Lind no podía recordarlo, pero su rostro cubierto por una barba desaliñada fruncía el ceño profundamente mientras miraba su anillo de almacenamiento.

El tiempo se le había escapado mientras meditaba y comprendía, pero seguía atascado en el pico del Reino del Alma.

Su limitado suministro de comida parecía menguar a un ritmo más rápido de lo que creía, pero entonces se dio cuenta de lo que estaba sucediendo en realidad.

Todos los anillos de almacenamiento eran artefactos encontrados en Ruinas o Herencias.

No se creaban de cero en el reino mortal, pero todos estaban de acuerdo en que podían contener mucho más y durar más tiempo que cualquier tesoro de almacenamiento contemporáneo.

Lind se dio cuenta de que su anillo, el cual solo había tenido por poco más de cuatro años, hasta donde podía contar, se estaba deteriorando.

Era estable, pero el entorno actual lo estaba desestabilizando mucho más rápido que el desgaste natural.

Los objetos en su anillo que carecían de Qi elemental o no tenían los 6 elementos habían comenzado a desintegrarse dentro del espacio de cien metros cúbicos.

Le picaba el pelo en la espalda y deseaba profundamente poder Forjar un rascador de espalda.

Sus rasgos, antes bien definidos, habían sido reemplazados por una piel escamada, una barba desaliñada y un cabello hasta la espalda, rizado y raído.

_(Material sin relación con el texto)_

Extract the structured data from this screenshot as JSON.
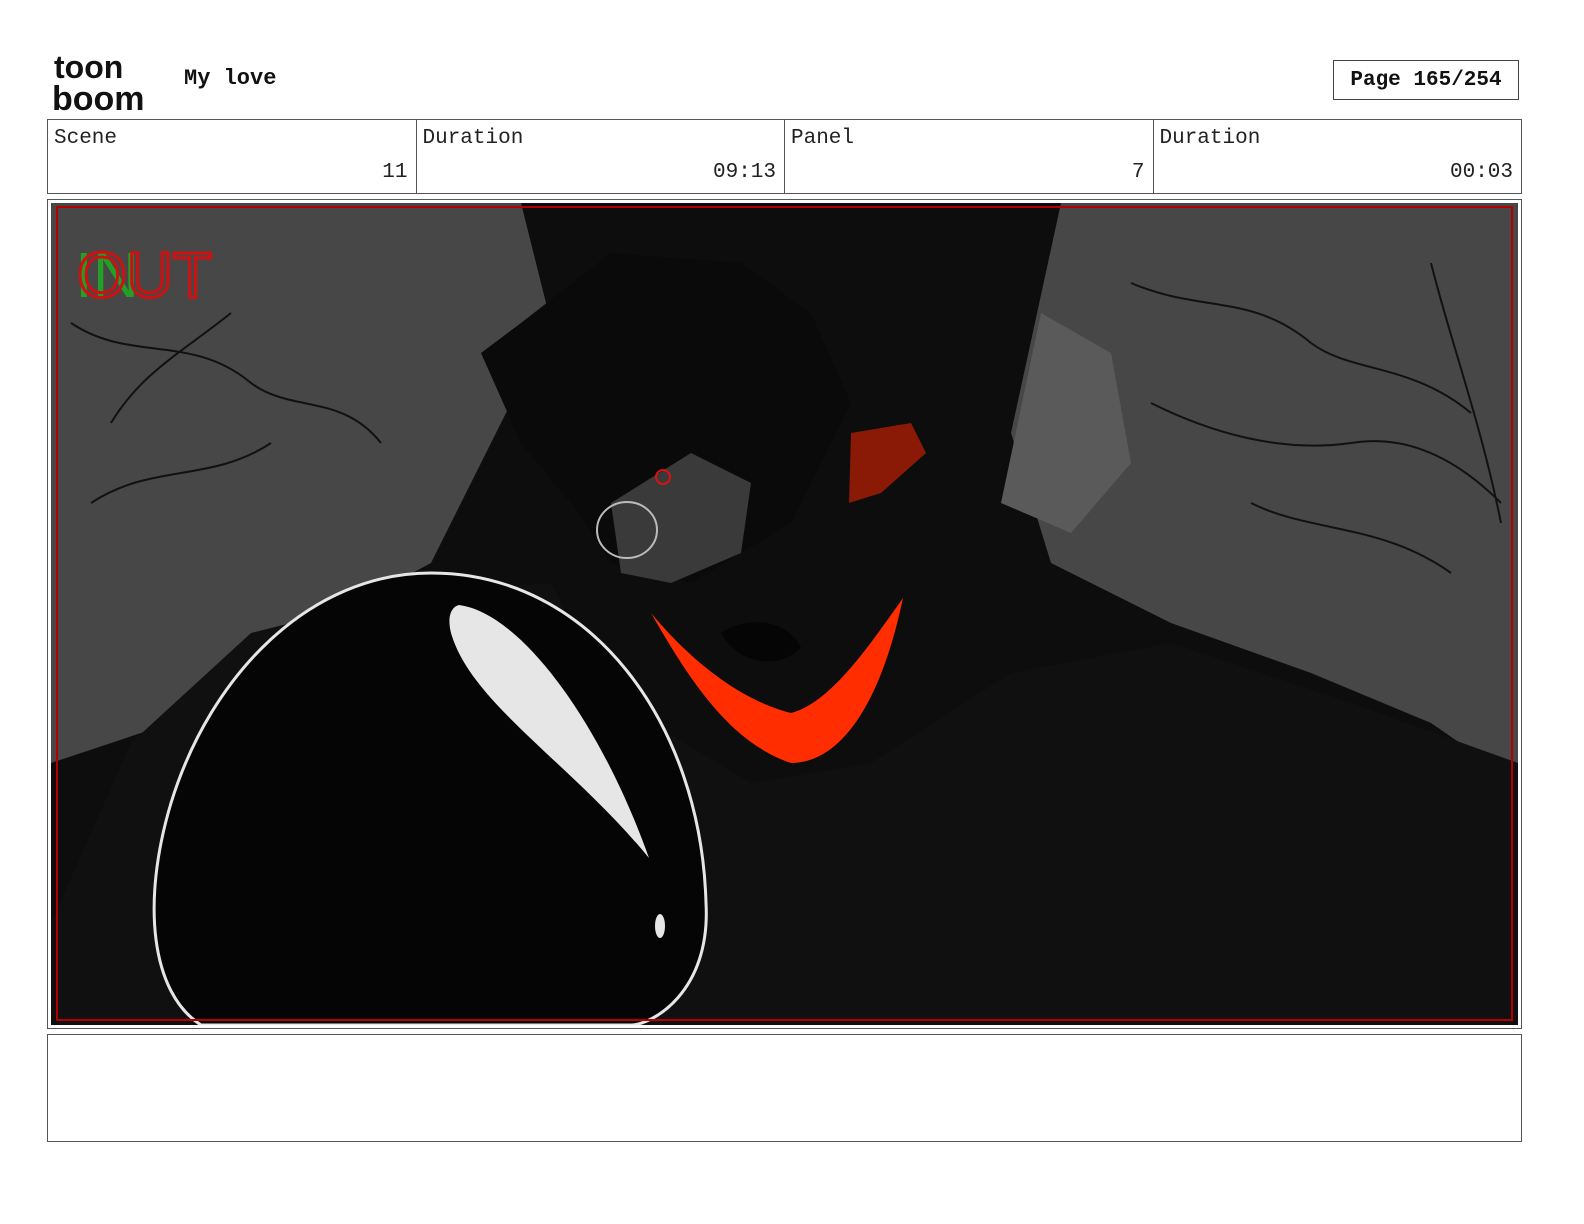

No estaba seguro de cuánto tiempo llevaba en el fondo del maldito cilindro, pero su temperamento se estaba encendiendo.

—¡Una pista, una guía, ALGO, MALDITOS!

—gritó Lind y luego se quedó helado de pie, con los puños en alto sobre la cabeza—.

Maldita sea, estoy empeorando.

—Lind ya había gritado antes, pero cada vez era más frecuente.

Si no fuera por su vida pasada, no estaba seguro de que las apenas dos décadas vividas en este mundo lo hubieran mantenido cuerdo.

Lind adoptó la posición de loto y despejó su mente una vez más.

Había perdido la cuenta de cuántas veces había tenido que hacer esto, pero los intervalos eran cada vez más cortos, lo que sabía que era una mala señal.

Peor aún, las oleadas se estaban volviendo molestas.

Cada vez que Lind cogía un buen ritmo, las oleadas más potentes siempre lo interrumpían.

Incluso ahora, apenas se estaba calmando cuando una poderosa oleada de Qi del Reino Mundial inundó sus sentidos y lo sacó de su meditación.

—¡Maldita sea!

¡Me niego a morir aquí!

¡Me niego a dejar que me venzas!

—Su rabia regresó con toda su fuerza y se quedó de pie, desnudo bajo la luz de las seis corrientes de Qi en la isla de arena.

Jadeaba de ira y miraba con sus ojos verde oscuro la silenciosa piedra dorada que lo rodeaba por completo.

Miró en su anillo y volvió a fruncir el ceño al confirmar que más objetos habían desaparecido.

La protección del anillo se desvanecía más rápido con cada ciclo de oleadas que pasaba.

Dentro de poco, no le quedaría nada de comida.

Su mejor estimación era que aguantaría cuatro o cinco oleadas más.

Según recordaba, eso solo le daría un puñado de días en el mejor de los casos.

Se le acababa el tiempo.

Estaba entre la espada y la pared, y no solo tenía un cuchillo contra el cuello, sino también contra el corazón.

La Muerte se acercaba y no encontraba una salida.

El futuro que había visitado le había advertido que podría no llegar a cumplirse.

Sus decisiones podían poner fin a ese camino aquí mismo, en esta Reliquia.

Se negaba a rendirse.

—¡¿Qué me estoy perdiendo?!

¡¿Qué es lo que no entiendo a estas alturas?!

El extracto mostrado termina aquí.